I did everything the internet told me to. Dried it out and didn't touch the power button.
Every repair shop was already closed. So I waited overnight, not knowing if anything on that laptop was still alive.
The next morning, the guy at the shop checked it and said: "The chances of recovery are small. Do you want us to try?"
Until that moment, I had hope. It was just water, not coffee, not something sticky.
But now, all I could focus on was what hadn't been backed up:
- My photos
- The fixes for the next release of my book
- The code for one of my personal projects
Gone. Maybe forever.
Now let me ask you something.
If your laptop died right now, without any warning, what would you lose?
Do you actually back up the things you can't replace?
If you just pictured something you wouldn't want to lose, you’re exactly where I was a week ago. Here’s the simple system I wish I’d had back then:
- Start with what you can't replace.
- Automate a backup process. A backup you have to remember is a backup you'll forget.
- Follow the 3-2-1 rule: 3 copies of your data (the original included) on 2 different types of storage with 1 copy somewhere remote.
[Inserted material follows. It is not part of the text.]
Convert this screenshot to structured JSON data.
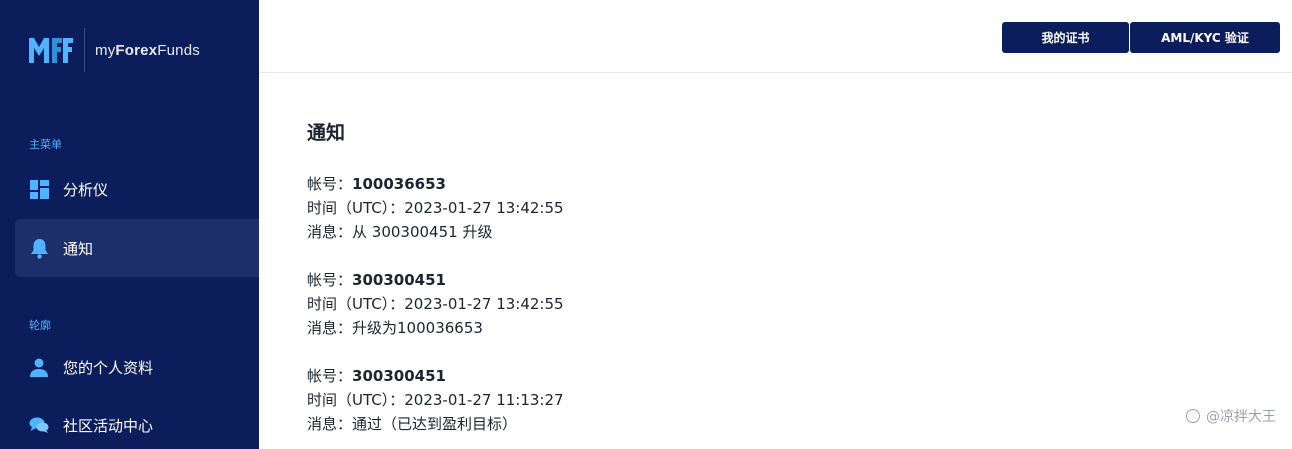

If I'd followed step 2, the changes that I made last week for my book would be safe right now.
So here's what I'd suggest.
Tonight, before you close your laptop, pick the one folder you wouldn't want to lose, and copy it somewhere else: cloud, USB drive, anywhere.
That's it. Five minutes. You can build the full 3-2-1 setup this weekend. But tonight, get your irreplaceable stuff to two places instead of one.
Take care of your data (and your drinks near your laptop),
Alex
P.S. I'm writing this from a new laptop.
The repair shop called me back a few days later. They gave me the old one and said there was nothing they could do.
I'm telling you this because "I'll back it up later" was working fine for me too, right until the moment it wasn't.